New forms of data are all the rage in the social sciences. Researchers are exploring data which can replace or complement surveys such as social media or accelerometer data. Part of this trend is the collection of “objective” measures of health. These include athropometric information (like height and weight), physical performance data (like grip strength) and biological biomarkers (like those from the blood).
There are many good reasons why collecting these data and combining them with surveys is a great idea. For example, they bring more detailed information that cannot be measures using self-reports. Also, combining these measures with probability surveys has the potential to bring the best of two worlds: representative samples with a wealth of contextual data and in depth health information.
This is the reason why large surveys are now regularly collecting such data. Examples of surveys that do this are: Health and Retirement Study, English Longitudinal Study of Ageing (ELSA), Survey of Health, Ageing and Retirement in Europe, Understanding Society (US), Health Survey for England and so on. Such data are truly invaluable for the social and health sciences.

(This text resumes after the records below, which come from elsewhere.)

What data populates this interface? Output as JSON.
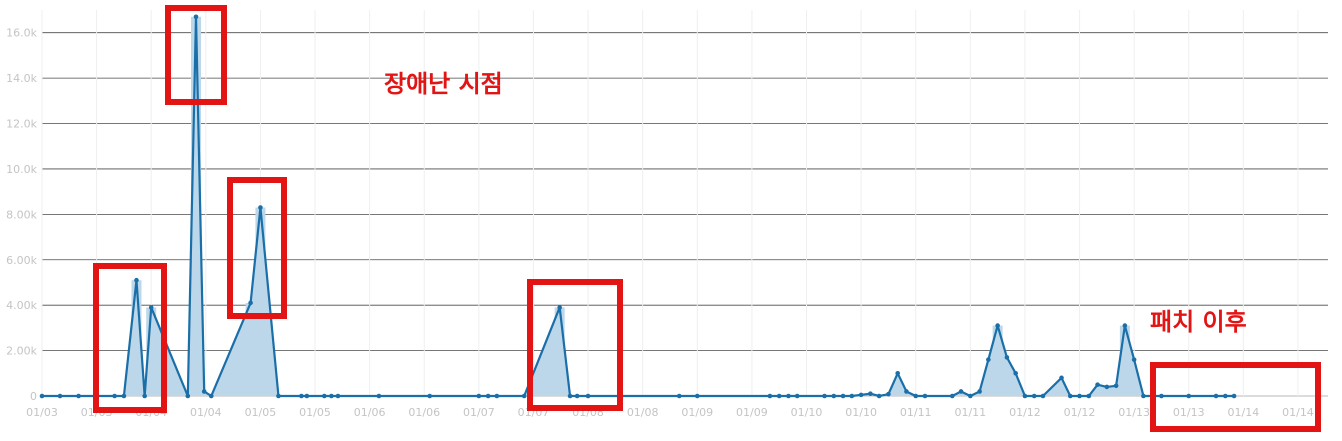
{
  "chart_data": {
    "type": "area",
    "title": "",
    "xlabel": "",
    "ylabel": "",
    "ylim": [
      0,
      17000
    ],
    "grid": true,
    "legend": "none",
    "y_ticks": [
      "0",
      "2.00k",
      "4.00k",
      "6.00k",
      "8.00k",
      "10.0k",
      "12.0k",
      "14.0k",
      "16.0k"
    ],
    "y_tick_values": [
      0,
      2000,
      4000,
      6000,
      8000,
      10000,
      12000,
      14000,
      16000
    ],
    "x_ticks": [
      "01/03",
      "01/03",
      "01/04",
      "01/04",
      "01/05",
      "01/05",
      "01/06",
      "01/06",
      "01/07",
      "01/07",
      "01/08",
      "01/08",
      "01/09",
      "01/09",
      "01/10",
      "01/10",
      "01/11",
      "01/11",
      "01/12",
      "01/12",
      "01/13",
      "01/13",
      "01/14",
      "01/14"
    ],
    "series": [
      {
        "color": "#1a6fa8",
        "fill": "#bcd7ea",
        "points": [
          [
            0.0,
            0
          ],
          [
            0.33,
            0
          ],
          [
            0.67,
            0
          ],
          [
            1.33,
            0
          ],
          [
            1.5,
            0
          ],
          [
            1.73,
            5100
          ],
          [
            1.88,
            0
          ],
          [
            2.0,
            3900
          ],
          [
            2.67,
            0
          ],
          [
            2.82,
            16700
          ],
          [
            2.97,
            200
          ],
          [
            3.1,
            0
          ],
          [
            3.82,
            4100
          ],
          [
            4.0,
            8300
          ],
          [
            4.33,
            0
          ],
          [
            4.75,
            0
          ],
          [
            4.85,
            0
          ],
          [
            5.17,
            0
          ],
          [
            5.3,
            0
          ],
          [
            5.42,
            0
          ],
          [
            6.17,
            0
          ],
          [
            7.1,
            0
          ],
          [
            8.0,
            0
          ],
          [
            8.17,
            0
          ],
          [
            8.33,
            0
          ],
          [
            8.83,
            0
          ],
          [
            9.48,
            3900
          ],
          [
            9.67,
            0
          ],
          [
            9.8,
            0
          ],
          [
            10.0,
            0
          ],
          [
            11.67,
            0
          ],
          [
            12.0,
            0
          ],
          [
            13.33,
            0
          ],
          [
            13.5,
            0
          ],
          [
            13.67,
            0
          ],
          [
            13.83,
            0
          ],
          [
            14.33,
            0
          ],
          [
            14.5,
            0
          ],
          [
            14.67,
            0
          ],
          [
            14.83,
            0
          ],
          [
            15.0,
            50
          ],
          [
            15.17,
            100
          ],
          [
            15.33,
            0
          ],
          [
            15.5,
            80
          ],
          [
            15.67,
            1000
          ],
          [
            15.83,
            200
          ],
          [
            16.0,
            0
          ],
          [
            16.17,
            0
          ],
          [
            16.67,
            0
          ],
          [
            16.83,
            200
          ],
          [
            17.0,
            0
          ],
          [
            17.17,
            200
          ],
          [
            17.33,
            1600
          ],
          [
            17.5,
            3100
          ],
          [
            17.67,
            1700
          ],
          [
            17.83,
            1000
          ],
          [
            18.0,
            0
          ],
          [
            18.17,
            0
          ],
          [
            18.33,
            0
          ],
          [
            18.67,
            800
          ],
          [
            18.83,
            0
          ],
          [
            19.0,
            0
          ],
          [
            19.17,
            0
          ],
          [
            19.33,
            500
          ],
          [
            19.5,
            400
          ],
          [
            19.67,
            450
          ],
          [
            19.83,
            3100
          ],
          [
            20.0,
            1600
          ],
          [
            20.17,
            0
          ],
          [
            20.33,
            0
          ],
          [
            20.5,
            0
          ],
          [
            21.0,
            0
          ],
          [
            21.5,
            0
          ],
          [
            21.67,
            0
          ],
          [
            21.83,
            0
          ]
        ]
      }
    ],
    "annotations": [
      "장애난 시점",
      "패치 이후"
    ]
  }
}
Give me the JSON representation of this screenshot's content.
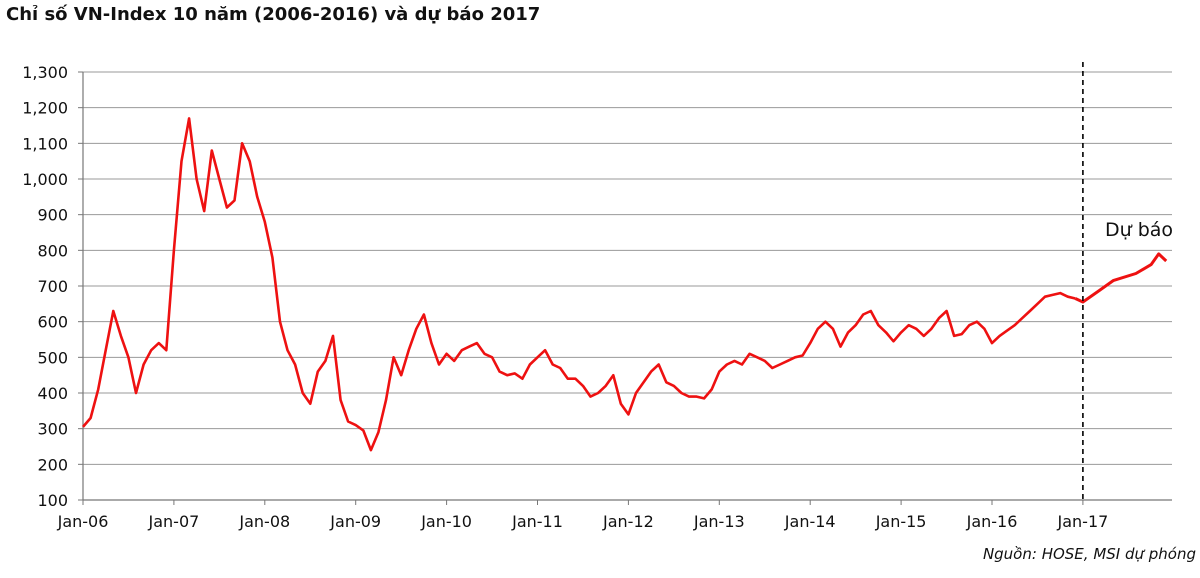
{
  "title": "Chỉ số VN-Index 10 năm (2006-2016) và dự báo 2017",
  "source": "Nguồn: HOSE, MSI dự phóng",
  "colors": {
    "line": "#ee1111",
    "grid": "#9a9a9a",
    "axis": "#777777",
    "divider": "#000000",
    "text": "#111111"
  },
  "chart_data": {
    "type": "line",
    "title": "Chỉ số VN-Index 10 năm (2006-2016) và dự báo 2017",
    "xlabel": "",
    "ylabel": "",
    "ylim": [
      100,
      1300
    ],
    "yticks": [
      "100",
      "200",
      "300",
      "400",
      "500",
      "600",
      "700",
      "800",
      "900",
      "1,000",
      "1,100",
      "1,200",
      "1,300"
    ],
    "xticks": [
      "Jan-06",
      "Jan-07",
      "Jan-08",
      "Jan-09",
      "Jan-10",
      "Jan-11",
      "Jan-12",
      "Jan-13",
      "Jan-14",
      "Jan-15",
      "Jan-16",
      "Jan-17"
    ],
    "grid": true,
    "forecast_divider": "Jan-17",
    "annotation": "Dự báo",
    "series": [
      {
        "values": [
          [
            "2006-01",
            305
          ],
          [
            "2006-02",
            330
          ],
          [
            "2006-03",
            410
          ],
          [
            "2006-04",
            520
          ],
          [
            "2006-05",
            630
          ],
          [
            "2006-06",
            560
          ],
          [
            "2006-07",
            500
          ],
          [
            "2006-08",
            400
          ],
          [
            "2006-09",
            480
          ],
          [
            "2006-10",
            520
          ],
          [
            "2006-11",
            540
          ],
          [
            "2006-12",
            520
          ],
          [
            "2007-01",
            800
          ],
          [
            "2007-02",
            1050
          ],
          [
            "2007-03",
            1170
          ],
          [
            "2007-04",
            1000
          ],
          [
            "2007-05",
            910
          ],
          [
            "2007-06",
            1080
          ],
          [
            "2007-07",
            1000
          ],
          [
            "2007-08",
            920
          ],
          [
            "2007-09",
            940
          ],
          [
            "2007-10",
            1100
          ],
          [
            "2007-11",
            1050
          ],
          [
            "2007-12",
            950
          ],
          [
            "2008-01",
            880
          ],
          [
            "2008-02",
            780
          ],
          [
            "2008-03",
            600
          ],
          [
            "2008-04",
            520
          ],
          [
            "2008-05",
            480
          ],
          [
            "2008-06",
            400
          ],
          [
            "2008-07",
            370
          ],
          [
            "2008-08",
            460
          ],
          [
            "2008-09",
            490
          ],
          [
            "2008-10",
            560
          ],
          [
            "2008-11",
            380
          ],
          [
            "2008-12",
            320
          ],
          [
            "2009-01",
            310
          ],
          [
            "2009-02",
            295
          ],
          [
            "2009-03",
            240
          ],
          [
            "2009-04",
            290
          ],
          [
            "2009-05",
            380
          ],
          [
            "2009-06",
            500
          ],
          [
            "2009-07",
            450
          ],
          [
            "2009-08",
            520
          ],
          [
            "2009-09",
            580
          ],
          [
            "2009-10",
            620
          ],
          [
            "2009-11",
            540
          ],
          [
            "2009-12",
            480
          ],
          [
            "2010-01",
            510
          ],
          [
            "2010-02",
            490
          ],
          [
            "2010-03",
            520
          ],
          [
            "2010-04",
            530
          ],
          [
            "2010-05",
            540
          ],
          [
            "2010-06",
            510
          ],
          [
            "2010-07",
            500
          ],
          [
            "2010-08",
            460
          ],
          [
            "2010-09",
            450
          ],
          [
            "2010-10",
            455
          ],
          [
            "2010-11",
            440
          ],
          [
            "2010-12",
            480
          ],
          [
            "2011-01",
            500
          ],
          [
            "2011-02",
            520
          ],
          [
            "2011-03",
            480
          ],
          [
            "2011-04",
            470
          ],
          [
            "2011-05",
            440
          ],
          [
            "2011-06",
            440
          ],
          [
            "2011-07",
            420
          ],
          [
            "2011-08",
            390
          ],
          [
            "2011-09",
            400
          ],
          [
            "2011-10",
            420
          ],
          [
            "2011-11",
            450
          ],
          [
            "2011-12",
            370
          ],
          [
            "2012-01",
            340
          ],
          [
            "2012-02",
            400
          ],
          [
            "2012-03",
            430
          ],
          [
            "2012-04",
            460
          ],
          [
            "2012-05",
            480
          ],
          [
            "2012-06",
            430
          ],
          [
            "2012-07",
            420
          ],
          [
            "2012-08",
            400
          ],
          [
            "2012-09",
            390
          ],
          [
            "2012-10",
            390
          ],
          [
            "2012-11",
            385
          ],
          [
            "2012-12",
            410
          ],
          [
            "2013-01",
            460
          ],
          [
            "2013-02",
            480
          ],
          [
            "2013-03",
            490
          ],
          [
            "2013-04",
            480
          ],
          [
            "2013-05",
            510
          ],
          [
            "2013-06",
            500
          ],
          [
            "2013-07",
            490
          ],
          [
            "2013-08",
            470
          ],
          [
            "2013-09",
            480
          ],
          [
            "2013-10",
            490
          ],
          [
            "2013-11",
            500
          ],
          [
            "2013-12",
            505
          ],
          [
            "2014-01",
            540
          ],
          [
            "2014-02",
            580
          ],
          [
            "2014-03",
            600
          ],
          [
            "2014-04",
            580
          ],
          [
            "2014-05",
            530
          ],
          [
            "2014-06",
            570
          ],
          [
            "2014-07",
            590
          ],
          [
            "2014-08",
            620
          ],
          [
            "2014-09",
            630
          ],
          [
            "2014-10",
            590
          ],
          [
            "2014-11",
            570
          ],
          [
            "2014-12",
            545
          ],
          [
            "2015-01",
            570
          ],
          [
            "2015-02",
            590
          ],
          [
            "2015-03",
            580
          ],
          [
            "2015-04",
            560
          ],
          [
            "2015-05",
            580
          ],
          [
            "2015-06",
            610
          ],
          [
            "2015-07",
            630
          ],
          [
            "2015-08",
            560
          ],
          [
            "2015-09",
            565
          ],
          [
            "2015-10",
            590
          ],
          [
            "2015-11",
            600
          ],
          [
            "2015-12",
            580
          ],
          [
            "2016-01",
            540
          ],
          [
            "2016-02",
            560
          ],
          [
            "2016-03",
            575
          ],
          [
            "2016-04",
            590
          ],
          [
            "2016-05",
            610
          ],
          [
            "2016-06",
            630
          ],
          [
            "2016-07",
            650
          ],
          [
            "2016-08",
            670
          ],
          [
            "2016-09",
            675
          ],
          [
            "2016-10",
            680
          ],
          [
            "2016-11",
            670
          ],
          [
            "2016-12",
            665
          ]
        ]
      },
      {
        "values": [
          [
            "2016-12",
            665
          ],
          [
            "2017-01",
            655
          ],
          [
            "2017-03",
            685
          ],
          [
            "2017-05",
            715
          ],
          [
            "2017-08",
            735
          ],
          [
            "2017-10",
            760
          ],
          [
            "2017-11",
            790
          ],
          [
            "2017-12",
            770
          ]
        ]
      }
    ]
  }
}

That being said, treating such data as the “truth” can be problematic. Many researchers assume that these measures are infallible and that traditional issues such as measurement error are not relevant. In a recent paper we have investigated this claim. Our objective was to analyze how nurses influence anthropometric and physical performance measures collected from respondents in two nationally-representative UK biosocial surveys.
Design of the study
We used two large and high quality probability surveys that also collect biological data: the English Longitudinal Survey of Ageing (waves 2, 4 and 6) and the UK Household Longitudinal Study – Understanding Society (waves 2 and 3: USW2 and BHPSW19). We looked at fourteen anthropometric and physical performance measures covering weight, height, pulse, grip strength, and lung capacity.

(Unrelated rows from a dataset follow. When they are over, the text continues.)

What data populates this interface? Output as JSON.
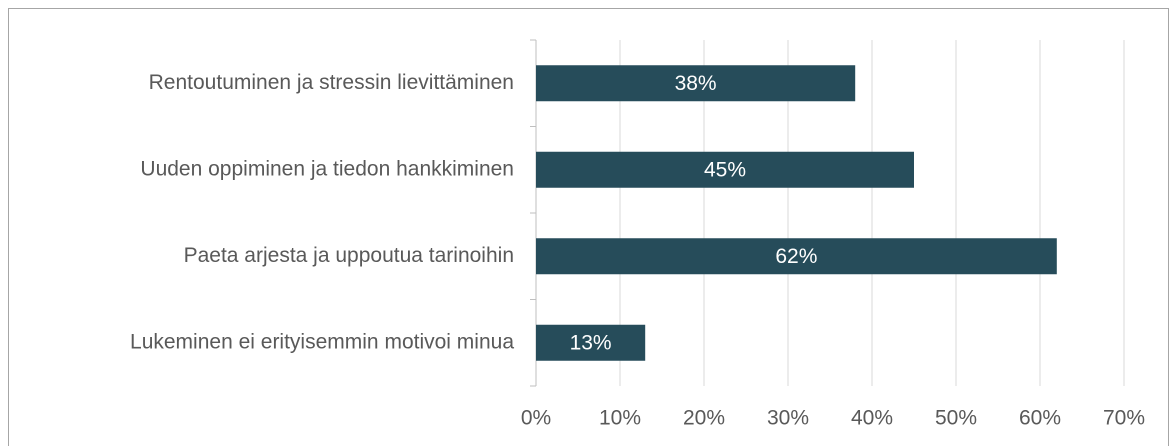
{
  "chart_data": {
    "type": "barh",
    "categories": [
      "Rentoutuminen ja stressin lievittäminen",
      "Uuden oppiminen ja tiedon hankkiminen",
      "Paeta arjesta ja uppoutua tarinoihin",
      "Lukeminen ei erityisemmin motivoi minua"
    ],
    "values": [
      38,
      45,
      62,
      13
    ],
    "value_labels": [
      "38%",
      "45%",
      "62%",
      "13%"
    ],
    "color": "#264c5a",
    "xlim": [
      0,
      70
    ],
    "xticks": [
      {
        "value": 0,
        "label": "0%"
      },
      {
        "value": 10,
        "label": "10%"
      },
      {
        "value": 20,
        "label": "20%"
      },
      {
        "value": 30,
        "label": "30%"
      },
      {
        "value": 40,
        "label": "40%"
      },
      {
        "value": 50,
        "label": "50%"
      },
      {
        "value": 60,
        "label": "60%"
      },
      {
        "value": 70,
        "label": "70%"
      }
    ],
    "grid": true
  }
}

Measure | Units | Name in data |
---|---|---|
Height | cm | height |
Weight | kg | weight |
Pulse | Beats per minute | pulse |
Grip strength | Individual readings for non-dominant hand in kg | mmgsn |
Grip strength | Individual readings for dominant hand in kg | mmgsd |
Lung capacity | The amount of air that can be blown out in one second, measured in liters | htfev |
Lung capacity | The speed of air moving out of lungs at the beginning of expiration, measured in liters per second | htpev |
Lung capacity | The total amount of air that can be forcibly blown out after a full inhalation, measured in liters | htfvc |
We estimated a particular type of measurement error which we call “nurse effects” (based on the eponymous “interviewer effects” from survey methodology). This represents the proportion of variation that is explained by nurses in the measures of interest. If we really would have no measurement error this should be 0%. That would mean that the health measurements are independent of the nurse that collects them. At the other extreme, they could explain 100% of the variation, meaning that it actually does not matter what they measure and from whom they collect the data because the nurse explains all the variation. Typically survey questions have between 0% and 10% interviewer variance (although it can be larger, like we found in our skin color study).

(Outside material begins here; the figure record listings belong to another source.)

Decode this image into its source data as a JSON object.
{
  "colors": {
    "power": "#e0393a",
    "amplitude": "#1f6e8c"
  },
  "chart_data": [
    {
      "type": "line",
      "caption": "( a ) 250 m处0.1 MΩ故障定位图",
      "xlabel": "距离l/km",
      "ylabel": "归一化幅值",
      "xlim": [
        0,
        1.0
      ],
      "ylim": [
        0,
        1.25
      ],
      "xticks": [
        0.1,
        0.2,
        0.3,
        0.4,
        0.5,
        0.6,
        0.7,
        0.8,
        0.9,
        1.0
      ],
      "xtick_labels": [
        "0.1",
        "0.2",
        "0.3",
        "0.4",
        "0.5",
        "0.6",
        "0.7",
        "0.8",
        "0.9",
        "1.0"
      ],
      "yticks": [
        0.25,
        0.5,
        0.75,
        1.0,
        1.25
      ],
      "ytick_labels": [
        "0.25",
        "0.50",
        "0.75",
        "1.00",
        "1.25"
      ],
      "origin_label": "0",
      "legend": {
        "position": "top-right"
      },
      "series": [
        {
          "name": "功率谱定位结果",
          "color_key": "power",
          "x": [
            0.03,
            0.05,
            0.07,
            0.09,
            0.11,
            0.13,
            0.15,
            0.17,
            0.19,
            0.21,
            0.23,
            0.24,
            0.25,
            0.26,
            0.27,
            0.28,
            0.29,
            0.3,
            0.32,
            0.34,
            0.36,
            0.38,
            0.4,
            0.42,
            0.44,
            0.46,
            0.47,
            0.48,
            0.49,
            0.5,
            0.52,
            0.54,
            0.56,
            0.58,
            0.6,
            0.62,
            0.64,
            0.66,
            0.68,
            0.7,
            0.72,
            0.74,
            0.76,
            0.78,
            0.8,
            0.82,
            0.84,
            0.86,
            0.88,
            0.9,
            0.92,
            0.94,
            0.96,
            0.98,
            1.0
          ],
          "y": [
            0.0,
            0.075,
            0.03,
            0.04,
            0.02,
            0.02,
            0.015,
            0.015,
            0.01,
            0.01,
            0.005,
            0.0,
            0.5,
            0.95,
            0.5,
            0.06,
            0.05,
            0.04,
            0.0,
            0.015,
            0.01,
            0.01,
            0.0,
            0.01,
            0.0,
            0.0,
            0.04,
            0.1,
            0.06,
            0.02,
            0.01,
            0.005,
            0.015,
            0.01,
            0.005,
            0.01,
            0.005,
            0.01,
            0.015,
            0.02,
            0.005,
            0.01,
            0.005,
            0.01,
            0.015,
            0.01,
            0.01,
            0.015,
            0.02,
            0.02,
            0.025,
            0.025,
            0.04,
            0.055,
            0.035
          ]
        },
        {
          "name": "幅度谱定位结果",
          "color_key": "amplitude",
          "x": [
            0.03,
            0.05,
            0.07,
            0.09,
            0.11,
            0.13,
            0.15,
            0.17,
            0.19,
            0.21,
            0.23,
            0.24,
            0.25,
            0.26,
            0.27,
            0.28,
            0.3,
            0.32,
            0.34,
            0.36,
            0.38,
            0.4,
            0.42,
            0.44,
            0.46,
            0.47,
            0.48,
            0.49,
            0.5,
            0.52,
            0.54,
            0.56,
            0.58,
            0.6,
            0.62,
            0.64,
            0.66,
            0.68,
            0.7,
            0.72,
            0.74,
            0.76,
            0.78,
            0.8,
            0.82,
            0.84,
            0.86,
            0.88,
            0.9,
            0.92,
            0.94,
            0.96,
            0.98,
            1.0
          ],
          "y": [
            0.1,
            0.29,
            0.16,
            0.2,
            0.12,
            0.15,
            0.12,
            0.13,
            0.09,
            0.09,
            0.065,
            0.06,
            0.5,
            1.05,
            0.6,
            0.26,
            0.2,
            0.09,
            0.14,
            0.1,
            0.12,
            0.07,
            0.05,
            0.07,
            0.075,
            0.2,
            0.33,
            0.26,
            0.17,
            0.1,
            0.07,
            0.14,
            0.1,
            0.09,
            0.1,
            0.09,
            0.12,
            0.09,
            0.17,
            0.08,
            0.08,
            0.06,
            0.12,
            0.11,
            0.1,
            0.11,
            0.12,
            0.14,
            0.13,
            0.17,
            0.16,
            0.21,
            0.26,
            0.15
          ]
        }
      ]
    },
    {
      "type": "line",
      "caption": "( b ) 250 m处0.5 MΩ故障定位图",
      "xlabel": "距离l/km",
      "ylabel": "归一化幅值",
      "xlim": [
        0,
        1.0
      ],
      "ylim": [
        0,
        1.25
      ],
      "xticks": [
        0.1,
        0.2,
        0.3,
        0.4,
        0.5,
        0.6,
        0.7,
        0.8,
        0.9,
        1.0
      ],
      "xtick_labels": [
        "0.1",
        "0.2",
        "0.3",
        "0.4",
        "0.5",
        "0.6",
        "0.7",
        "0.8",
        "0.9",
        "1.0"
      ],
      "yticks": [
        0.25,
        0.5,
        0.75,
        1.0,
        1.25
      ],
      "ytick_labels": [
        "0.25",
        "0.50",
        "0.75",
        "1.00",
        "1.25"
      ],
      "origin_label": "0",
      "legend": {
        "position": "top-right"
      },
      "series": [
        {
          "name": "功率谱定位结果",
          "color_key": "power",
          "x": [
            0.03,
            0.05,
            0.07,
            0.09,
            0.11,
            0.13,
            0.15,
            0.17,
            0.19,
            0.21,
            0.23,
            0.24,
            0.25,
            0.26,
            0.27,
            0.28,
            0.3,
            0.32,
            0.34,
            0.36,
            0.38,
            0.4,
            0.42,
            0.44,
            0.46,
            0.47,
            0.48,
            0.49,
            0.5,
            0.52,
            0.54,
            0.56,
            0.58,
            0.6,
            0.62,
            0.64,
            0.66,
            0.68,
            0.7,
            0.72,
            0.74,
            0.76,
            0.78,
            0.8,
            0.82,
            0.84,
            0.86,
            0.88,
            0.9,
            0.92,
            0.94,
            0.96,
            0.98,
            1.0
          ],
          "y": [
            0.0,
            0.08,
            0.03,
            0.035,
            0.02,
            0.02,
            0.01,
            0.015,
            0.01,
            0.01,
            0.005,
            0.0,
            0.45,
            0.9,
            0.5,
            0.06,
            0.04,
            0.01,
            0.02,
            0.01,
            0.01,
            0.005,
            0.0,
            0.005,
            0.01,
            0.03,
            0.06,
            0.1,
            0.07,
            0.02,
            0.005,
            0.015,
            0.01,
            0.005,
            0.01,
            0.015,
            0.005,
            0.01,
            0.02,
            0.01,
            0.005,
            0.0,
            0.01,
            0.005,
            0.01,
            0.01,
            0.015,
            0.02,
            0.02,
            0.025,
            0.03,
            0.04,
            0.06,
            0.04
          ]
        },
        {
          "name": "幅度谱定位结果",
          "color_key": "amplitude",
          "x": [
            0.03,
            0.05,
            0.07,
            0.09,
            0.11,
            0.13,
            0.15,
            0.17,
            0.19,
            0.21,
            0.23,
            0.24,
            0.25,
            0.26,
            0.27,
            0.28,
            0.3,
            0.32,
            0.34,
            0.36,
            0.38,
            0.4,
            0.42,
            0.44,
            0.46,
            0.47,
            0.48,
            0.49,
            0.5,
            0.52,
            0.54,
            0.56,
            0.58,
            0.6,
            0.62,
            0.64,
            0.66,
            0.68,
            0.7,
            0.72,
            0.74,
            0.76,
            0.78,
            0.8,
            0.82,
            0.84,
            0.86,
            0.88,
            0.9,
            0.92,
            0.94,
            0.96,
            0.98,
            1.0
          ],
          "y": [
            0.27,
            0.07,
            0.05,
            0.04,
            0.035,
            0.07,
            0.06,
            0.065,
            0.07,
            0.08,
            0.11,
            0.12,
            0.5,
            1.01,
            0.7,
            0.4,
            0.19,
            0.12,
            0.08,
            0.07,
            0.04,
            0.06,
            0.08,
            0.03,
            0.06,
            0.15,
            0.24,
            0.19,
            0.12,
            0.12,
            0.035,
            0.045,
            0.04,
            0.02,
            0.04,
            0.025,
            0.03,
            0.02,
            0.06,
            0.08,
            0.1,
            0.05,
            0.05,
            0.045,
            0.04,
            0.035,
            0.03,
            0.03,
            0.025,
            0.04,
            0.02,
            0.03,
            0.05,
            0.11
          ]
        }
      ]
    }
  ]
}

To estimate this type of measurement error we use an established approach from the field of survey methodology that separates variation in three sources: nurses, areas and individual. We also control for individual and nurse characteristics to avoid other possible confounders.
Findings
Overall, we find there is a medium effect of nurses on health measures. Across all variables collected in both studies, nurses explain around 13% of the variation. Variation in specific measures range between approximately 2% and 25%. Grip strength and lung capacity are more heavily influenced by nurses than are height, weight, and pulse. Also, nurse characteristics explain only a very small proportion of nurse measurement variation.
We also investigated variations by data source and wave. The measurement of lung capacity in ELSA waves 2 and 4 seem to be significantly larger compared to the other studies. This could be due to the equipment used in those waves.
Conclusions
Overall, we saw that “objective” health measures collected by nurses in household biosocial surveys are susceptible to non-trivial amounts of measurement variation. We recommend that survey organizations include anonymized Nurse IDs in data releases to allow researchers to account for this unnecessary source of variation. Also, we advise researchers to conduct sensitivity analyses using control variables that account for nurse variation to confirm whether their substantive findings are not influenced by nurse measurement effects.